O evento contou também com representantes do parlamento gaúcho. Subiram ao palco as deputadas federais Maria do Rosário (PT) e Fernanda Melchionna (PSOL), assim como as deputadas estaduais Luciana Genro (PSOL), e Sofia Cavedon (PT), que em suas falas ressaltaram o momento crucial na história do país. Destacaram a importância da luta e da resistência e a derrubada do governo Bolsonaro e do bolsonarismo, antes e após as eleições, e também frisaram a importância da construção de uma união consistente. 

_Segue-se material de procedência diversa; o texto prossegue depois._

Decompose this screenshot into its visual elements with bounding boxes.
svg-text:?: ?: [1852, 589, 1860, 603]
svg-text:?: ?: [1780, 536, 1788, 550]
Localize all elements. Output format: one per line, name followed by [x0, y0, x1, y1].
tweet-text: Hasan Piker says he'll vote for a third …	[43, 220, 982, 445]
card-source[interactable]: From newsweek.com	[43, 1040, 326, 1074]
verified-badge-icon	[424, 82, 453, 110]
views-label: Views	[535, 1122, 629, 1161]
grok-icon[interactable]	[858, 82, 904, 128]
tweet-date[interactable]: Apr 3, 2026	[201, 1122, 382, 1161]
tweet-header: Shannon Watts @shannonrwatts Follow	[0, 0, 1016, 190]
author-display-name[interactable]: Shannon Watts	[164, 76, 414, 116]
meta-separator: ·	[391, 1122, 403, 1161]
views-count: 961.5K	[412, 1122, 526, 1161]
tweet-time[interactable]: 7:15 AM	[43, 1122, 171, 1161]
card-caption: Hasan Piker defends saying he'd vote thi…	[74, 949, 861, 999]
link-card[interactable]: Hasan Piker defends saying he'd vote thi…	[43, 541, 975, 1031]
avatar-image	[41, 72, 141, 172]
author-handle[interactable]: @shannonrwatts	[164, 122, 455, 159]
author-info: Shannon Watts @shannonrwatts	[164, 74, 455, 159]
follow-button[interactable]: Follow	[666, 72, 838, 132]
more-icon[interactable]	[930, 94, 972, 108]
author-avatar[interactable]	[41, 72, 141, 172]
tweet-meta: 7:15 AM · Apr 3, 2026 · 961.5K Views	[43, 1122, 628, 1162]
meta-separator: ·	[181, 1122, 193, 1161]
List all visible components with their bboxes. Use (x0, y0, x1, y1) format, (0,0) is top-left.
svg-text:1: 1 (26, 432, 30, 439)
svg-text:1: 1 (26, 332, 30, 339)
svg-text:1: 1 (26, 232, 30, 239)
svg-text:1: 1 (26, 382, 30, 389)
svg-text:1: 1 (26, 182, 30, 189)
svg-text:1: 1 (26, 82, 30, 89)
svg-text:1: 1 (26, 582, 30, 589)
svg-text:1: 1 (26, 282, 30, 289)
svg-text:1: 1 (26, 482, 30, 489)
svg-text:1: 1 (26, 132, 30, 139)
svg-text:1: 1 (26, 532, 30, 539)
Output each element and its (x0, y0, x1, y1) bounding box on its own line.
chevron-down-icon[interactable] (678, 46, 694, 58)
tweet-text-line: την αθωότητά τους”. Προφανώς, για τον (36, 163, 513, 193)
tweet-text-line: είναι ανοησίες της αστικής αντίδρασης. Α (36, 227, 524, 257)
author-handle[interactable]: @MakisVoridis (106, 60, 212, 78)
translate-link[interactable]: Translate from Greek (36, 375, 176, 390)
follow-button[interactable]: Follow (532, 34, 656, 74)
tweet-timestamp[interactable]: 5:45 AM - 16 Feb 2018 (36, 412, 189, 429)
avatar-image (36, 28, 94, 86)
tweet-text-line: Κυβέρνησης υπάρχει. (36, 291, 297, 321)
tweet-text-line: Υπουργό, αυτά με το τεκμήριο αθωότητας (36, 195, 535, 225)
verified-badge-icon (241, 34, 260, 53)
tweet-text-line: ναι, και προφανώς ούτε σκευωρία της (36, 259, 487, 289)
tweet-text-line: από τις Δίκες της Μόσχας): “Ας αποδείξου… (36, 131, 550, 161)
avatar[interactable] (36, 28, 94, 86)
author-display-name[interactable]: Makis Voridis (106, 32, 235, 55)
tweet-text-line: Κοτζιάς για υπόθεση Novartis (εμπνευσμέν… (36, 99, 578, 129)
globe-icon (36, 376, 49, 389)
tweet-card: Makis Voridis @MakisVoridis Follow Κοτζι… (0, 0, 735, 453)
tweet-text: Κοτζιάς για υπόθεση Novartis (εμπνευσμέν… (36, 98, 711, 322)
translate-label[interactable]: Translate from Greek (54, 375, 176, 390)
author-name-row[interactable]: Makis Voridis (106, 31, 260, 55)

Para vereadora de São Borja, uma das das três vereadoras trans eleitas no estado, Lins Robalo (PT), que participou do evento, a Parada é um momento para mostrar para a sociedade "que estamos aqui e que vamos ocupar esses territórios". "Para além de todos os estigmas e das violências que a gente sofre, a gente precisa não ter medo de ocupar esses espaços livres porque eles são de toda população e nós somos parte desta sociedade”, frisou. 

Ela também destacou a sua atuação na cidade de São Borja, cidade fortemente marcada pelo agronegócio. “A gente faz posicionamentos contrários a toda política perversa do agronegócio, do uso de agrotóxico. E sendo da pauta LGBTQI+, negra, mulher, travesti, nós somos o único mandato comprometido em trazer essas pautas, descortinar pautas historicamente silenciadas dentro do espaço político”, destacou, pontuando que nesse mais de um ano de mandato ele tem sido desafiador e coletivo "desde as dores até os acolhimentos". 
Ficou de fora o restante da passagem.